Too bad Clark was such an awful candidate.
Oon Monday, John Kerry gave what both his fans and his critics say was his best speech on Iraq and foreign policy so far. Basically, Kerry has decided that the Iraq war is a Vietnam-like mistake, that the "world," not America, should fix Iraq, and that America should get out, fast. Of course, this is basically an expanded version of one of his recent antiwar stances. And now that I've read Kerry's first, best, and allegedly last iteration of his views on Iraq and the war on terrorism, I've come to one obvious conclusion: The Democrats should have nominated Wesley Clark.
Truth be told, I was never a big fan of the guy. But if the Clark everyone expected to run had actually run, Bush would be in huge trouble right now. Recall that before Clark got into the primaries he was generally perceived to be a moderate, Southern New Democrat and something of a hawk on foreign policy. When he ran the Kosovo war — which was not authorized by the UN, not aimed at WMDs, not part of the war on terrorism — he was always pushing for a more aggressive approach. As late as 2002 Clark was toasting the Bush team at a Republican fundraiser and he even admitted that he'd voted for Reagan and might have become an active Republican if only the White House had returned his phone calls.
The problem for Clark was that he didn't run as Clark. He ran as a Howard Dean with a mothballed general's uniform. That's why, at the time, I kept referring to him as the "Johnny Bravo" candidate. This was a reference to the Brady Bunch episode in which some slick music promoters asked Greg Brady to be a new rock star, "Johnny Bravo." Greg thought they liked him for his talent, when all they really wanted was someone who looked good in the costume. Democratic insiders — starting with Bill Clinton himself — kept insisting that a Democratic candidate with Wesley Clark's credibility on defense would crush the Republicans because American voters favor Democrats on domestic issues by a wide margin.

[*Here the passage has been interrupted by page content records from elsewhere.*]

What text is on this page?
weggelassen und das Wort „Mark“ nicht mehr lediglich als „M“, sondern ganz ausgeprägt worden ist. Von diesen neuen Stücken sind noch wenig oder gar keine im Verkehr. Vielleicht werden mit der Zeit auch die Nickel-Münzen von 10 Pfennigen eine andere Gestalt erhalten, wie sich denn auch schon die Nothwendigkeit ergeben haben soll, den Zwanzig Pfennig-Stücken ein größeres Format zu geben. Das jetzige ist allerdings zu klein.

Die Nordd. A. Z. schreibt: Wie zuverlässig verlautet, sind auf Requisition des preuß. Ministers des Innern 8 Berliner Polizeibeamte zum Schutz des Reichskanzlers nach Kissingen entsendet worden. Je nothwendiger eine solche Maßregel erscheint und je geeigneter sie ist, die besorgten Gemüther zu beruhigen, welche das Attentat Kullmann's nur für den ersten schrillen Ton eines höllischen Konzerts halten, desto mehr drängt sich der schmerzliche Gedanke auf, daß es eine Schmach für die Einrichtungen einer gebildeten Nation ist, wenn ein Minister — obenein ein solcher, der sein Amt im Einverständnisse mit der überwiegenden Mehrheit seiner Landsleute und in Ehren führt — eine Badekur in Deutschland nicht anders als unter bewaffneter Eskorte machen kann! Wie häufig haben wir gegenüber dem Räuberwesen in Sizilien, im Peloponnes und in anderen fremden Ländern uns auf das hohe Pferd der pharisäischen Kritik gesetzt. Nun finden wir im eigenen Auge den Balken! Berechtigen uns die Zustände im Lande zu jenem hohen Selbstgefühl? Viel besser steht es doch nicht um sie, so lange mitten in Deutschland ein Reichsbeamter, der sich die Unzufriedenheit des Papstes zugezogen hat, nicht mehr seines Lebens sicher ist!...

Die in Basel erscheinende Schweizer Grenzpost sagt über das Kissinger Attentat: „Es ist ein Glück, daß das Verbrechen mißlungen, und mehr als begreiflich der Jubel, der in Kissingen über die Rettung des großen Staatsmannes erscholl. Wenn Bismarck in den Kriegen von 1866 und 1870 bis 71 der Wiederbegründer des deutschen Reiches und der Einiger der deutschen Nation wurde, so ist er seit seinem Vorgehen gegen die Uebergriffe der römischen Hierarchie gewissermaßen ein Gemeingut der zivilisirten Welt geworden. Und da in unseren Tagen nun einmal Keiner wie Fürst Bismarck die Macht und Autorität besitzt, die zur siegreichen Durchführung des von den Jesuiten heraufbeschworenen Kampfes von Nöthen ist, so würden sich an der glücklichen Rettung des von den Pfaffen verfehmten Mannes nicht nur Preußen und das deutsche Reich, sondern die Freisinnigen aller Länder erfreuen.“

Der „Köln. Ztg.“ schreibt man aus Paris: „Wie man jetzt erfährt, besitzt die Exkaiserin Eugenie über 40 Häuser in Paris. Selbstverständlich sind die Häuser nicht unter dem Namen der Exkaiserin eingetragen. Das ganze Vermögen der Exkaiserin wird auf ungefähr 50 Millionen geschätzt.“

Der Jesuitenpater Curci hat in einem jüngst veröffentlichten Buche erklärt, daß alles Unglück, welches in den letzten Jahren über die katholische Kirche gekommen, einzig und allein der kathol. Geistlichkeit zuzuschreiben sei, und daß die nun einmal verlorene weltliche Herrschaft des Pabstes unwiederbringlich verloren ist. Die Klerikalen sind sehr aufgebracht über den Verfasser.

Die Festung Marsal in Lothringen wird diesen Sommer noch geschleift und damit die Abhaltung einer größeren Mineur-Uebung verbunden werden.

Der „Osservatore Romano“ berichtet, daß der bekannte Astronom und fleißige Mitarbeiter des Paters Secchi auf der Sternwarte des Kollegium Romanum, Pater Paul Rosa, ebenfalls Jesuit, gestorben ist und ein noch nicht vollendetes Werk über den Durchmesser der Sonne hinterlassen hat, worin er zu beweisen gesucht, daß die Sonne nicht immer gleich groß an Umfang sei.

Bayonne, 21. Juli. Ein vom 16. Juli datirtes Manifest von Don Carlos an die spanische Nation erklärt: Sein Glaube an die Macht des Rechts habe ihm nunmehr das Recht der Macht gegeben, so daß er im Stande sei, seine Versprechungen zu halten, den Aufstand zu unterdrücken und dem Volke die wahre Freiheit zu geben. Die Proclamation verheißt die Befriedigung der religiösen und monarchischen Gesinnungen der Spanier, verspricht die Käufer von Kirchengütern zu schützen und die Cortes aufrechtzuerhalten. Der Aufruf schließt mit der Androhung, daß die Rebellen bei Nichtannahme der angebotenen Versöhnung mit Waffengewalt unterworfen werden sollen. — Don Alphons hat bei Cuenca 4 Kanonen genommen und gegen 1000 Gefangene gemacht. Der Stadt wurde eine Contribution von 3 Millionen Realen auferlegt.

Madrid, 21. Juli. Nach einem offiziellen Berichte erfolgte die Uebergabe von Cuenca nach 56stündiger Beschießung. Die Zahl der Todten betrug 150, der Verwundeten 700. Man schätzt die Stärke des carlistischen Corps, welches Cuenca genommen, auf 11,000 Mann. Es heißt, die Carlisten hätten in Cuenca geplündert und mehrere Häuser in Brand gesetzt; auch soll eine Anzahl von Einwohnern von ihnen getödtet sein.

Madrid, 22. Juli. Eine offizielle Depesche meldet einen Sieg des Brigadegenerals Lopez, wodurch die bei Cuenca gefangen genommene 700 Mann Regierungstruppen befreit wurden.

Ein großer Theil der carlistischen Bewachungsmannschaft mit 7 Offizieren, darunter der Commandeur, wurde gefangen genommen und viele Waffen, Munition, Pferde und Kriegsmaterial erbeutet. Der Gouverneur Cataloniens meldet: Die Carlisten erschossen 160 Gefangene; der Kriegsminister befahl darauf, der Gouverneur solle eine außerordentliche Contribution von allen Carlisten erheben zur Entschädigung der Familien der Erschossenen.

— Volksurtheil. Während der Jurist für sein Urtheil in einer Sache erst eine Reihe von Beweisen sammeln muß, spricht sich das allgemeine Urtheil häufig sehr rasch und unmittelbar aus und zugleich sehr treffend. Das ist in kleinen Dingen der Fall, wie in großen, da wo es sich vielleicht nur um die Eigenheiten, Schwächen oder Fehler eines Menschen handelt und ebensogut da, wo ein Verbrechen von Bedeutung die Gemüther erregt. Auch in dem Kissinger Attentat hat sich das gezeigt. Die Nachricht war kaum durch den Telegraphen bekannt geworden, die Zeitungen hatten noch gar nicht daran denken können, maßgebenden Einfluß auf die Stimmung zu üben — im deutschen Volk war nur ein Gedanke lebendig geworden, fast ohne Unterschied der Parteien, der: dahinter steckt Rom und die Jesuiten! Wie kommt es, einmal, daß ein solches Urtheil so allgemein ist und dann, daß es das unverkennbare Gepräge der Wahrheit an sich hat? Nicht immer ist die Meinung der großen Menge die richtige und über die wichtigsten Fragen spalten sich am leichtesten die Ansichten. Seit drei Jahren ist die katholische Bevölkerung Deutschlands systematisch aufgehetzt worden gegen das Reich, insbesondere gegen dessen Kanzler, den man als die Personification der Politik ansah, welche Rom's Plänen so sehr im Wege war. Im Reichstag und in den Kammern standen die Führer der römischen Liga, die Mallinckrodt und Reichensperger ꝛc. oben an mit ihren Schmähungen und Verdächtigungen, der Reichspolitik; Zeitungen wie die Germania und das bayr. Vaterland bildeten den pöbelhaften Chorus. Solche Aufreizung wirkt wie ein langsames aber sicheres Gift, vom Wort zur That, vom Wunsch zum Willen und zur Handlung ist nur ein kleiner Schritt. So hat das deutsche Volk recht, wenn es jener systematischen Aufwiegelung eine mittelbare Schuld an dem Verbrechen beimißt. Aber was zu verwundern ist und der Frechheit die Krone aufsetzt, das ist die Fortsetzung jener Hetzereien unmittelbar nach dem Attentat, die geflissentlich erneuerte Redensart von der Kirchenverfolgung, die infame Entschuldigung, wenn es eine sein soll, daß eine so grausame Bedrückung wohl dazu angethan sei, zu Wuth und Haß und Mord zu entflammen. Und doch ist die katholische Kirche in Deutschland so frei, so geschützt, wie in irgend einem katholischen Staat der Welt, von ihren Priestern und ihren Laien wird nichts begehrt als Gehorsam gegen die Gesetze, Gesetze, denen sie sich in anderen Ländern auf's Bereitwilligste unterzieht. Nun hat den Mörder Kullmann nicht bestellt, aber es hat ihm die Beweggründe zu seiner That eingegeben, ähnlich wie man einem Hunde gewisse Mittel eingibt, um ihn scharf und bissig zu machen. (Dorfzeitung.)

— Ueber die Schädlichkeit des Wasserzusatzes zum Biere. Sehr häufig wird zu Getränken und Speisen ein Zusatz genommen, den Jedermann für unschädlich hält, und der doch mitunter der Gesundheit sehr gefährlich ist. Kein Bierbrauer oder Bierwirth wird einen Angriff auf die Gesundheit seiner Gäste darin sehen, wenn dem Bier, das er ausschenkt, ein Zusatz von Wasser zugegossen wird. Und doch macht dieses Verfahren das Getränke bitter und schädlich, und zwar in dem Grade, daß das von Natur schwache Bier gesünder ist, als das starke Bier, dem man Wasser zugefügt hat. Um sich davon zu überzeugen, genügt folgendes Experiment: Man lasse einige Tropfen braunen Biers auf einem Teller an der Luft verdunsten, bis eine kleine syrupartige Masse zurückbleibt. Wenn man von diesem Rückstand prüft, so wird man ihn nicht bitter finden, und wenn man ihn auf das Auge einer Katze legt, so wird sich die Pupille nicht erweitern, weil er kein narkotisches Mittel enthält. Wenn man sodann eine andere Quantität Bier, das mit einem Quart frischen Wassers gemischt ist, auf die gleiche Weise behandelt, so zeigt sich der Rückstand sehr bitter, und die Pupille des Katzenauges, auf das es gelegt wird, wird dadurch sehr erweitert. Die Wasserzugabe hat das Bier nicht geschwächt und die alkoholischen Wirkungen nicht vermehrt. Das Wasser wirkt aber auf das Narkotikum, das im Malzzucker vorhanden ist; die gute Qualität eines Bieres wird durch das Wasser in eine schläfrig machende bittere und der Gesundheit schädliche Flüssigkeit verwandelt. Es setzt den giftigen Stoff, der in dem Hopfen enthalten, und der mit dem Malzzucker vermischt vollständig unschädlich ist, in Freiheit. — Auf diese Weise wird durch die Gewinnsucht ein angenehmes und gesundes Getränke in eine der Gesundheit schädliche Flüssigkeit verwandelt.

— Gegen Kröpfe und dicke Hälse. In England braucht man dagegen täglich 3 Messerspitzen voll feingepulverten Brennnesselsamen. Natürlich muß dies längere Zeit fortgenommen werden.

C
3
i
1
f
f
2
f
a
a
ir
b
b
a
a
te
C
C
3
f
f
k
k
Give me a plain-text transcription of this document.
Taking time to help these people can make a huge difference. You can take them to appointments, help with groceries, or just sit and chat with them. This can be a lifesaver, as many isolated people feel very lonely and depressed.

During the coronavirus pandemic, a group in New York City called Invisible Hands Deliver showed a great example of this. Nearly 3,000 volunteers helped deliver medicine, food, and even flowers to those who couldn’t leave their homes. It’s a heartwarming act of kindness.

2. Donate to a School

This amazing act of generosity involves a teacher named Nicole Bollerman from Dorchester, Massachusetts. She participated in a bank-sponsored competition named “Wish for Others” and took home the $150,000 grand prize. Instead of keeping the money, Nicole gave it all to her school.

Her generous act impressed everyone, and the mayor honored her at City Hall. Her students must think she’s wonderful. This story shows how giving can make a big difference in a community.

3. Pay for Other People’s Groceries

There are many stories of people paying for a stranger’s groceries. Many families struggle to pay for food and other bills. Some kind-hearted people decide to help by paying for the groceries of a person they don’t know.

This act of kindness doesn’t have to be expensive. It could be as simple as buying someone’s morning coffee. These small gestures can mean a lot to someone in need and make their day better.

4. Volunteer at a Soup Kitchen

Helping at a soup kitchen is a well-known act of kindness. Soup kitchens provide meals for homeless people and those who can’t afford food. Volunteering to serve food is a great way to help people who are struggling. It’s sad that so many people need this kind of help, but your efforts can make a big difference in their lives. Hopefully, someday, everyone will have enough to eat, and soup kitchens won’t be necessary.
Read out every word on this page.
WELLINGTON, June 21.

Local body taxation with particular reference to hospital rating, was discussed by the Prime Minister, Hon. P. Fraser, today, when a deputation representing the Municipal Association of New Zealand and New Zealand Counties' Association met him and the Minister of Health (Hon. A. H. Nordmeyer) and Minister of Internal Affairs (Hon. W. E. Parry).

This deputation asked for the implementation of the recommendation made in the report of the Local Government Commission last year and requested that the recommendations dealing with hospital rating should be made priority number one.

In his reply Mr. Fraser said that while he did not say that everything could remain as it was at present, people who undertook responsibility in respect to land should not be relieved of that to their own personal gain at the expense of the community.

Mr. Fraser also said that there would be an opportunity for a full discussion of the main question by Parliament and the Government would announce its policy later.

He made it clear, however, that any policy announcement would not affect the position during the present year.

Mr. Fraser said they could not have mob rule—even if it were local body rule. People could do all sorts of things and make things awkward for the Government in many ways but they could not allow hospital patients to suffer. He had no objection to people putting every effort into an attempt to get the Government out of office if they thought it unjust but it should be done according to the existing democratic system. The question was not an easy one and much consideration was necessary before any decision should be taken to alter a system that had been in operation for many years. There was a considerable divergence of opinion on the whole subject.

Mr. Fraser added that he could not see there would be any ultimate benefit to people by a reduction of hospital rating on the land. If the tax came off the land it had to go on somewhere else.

But the Democrats failed to grasp that the Republicans had won the foreign-policy debate not because they offered better props and costumes. They won it because they had better ideas. Ever since Reagan, the Democrats have attributed the GOP's advantage on foreign policy to flag-waving, gauzy commercials, and cheap appeals to patriotism. Conservatives couldn't possibly be right on the merits! It had to be some trick concocted by Mike Deaver, Lee Atwater, or Karl Rove. What the Democrats seemed not to notice was that none of the winning Republican candidates, with the exception of G. H. W. Bush, were war heroes. Bob Dole, who was one, got trounced — and so did the first President Bush in 1992.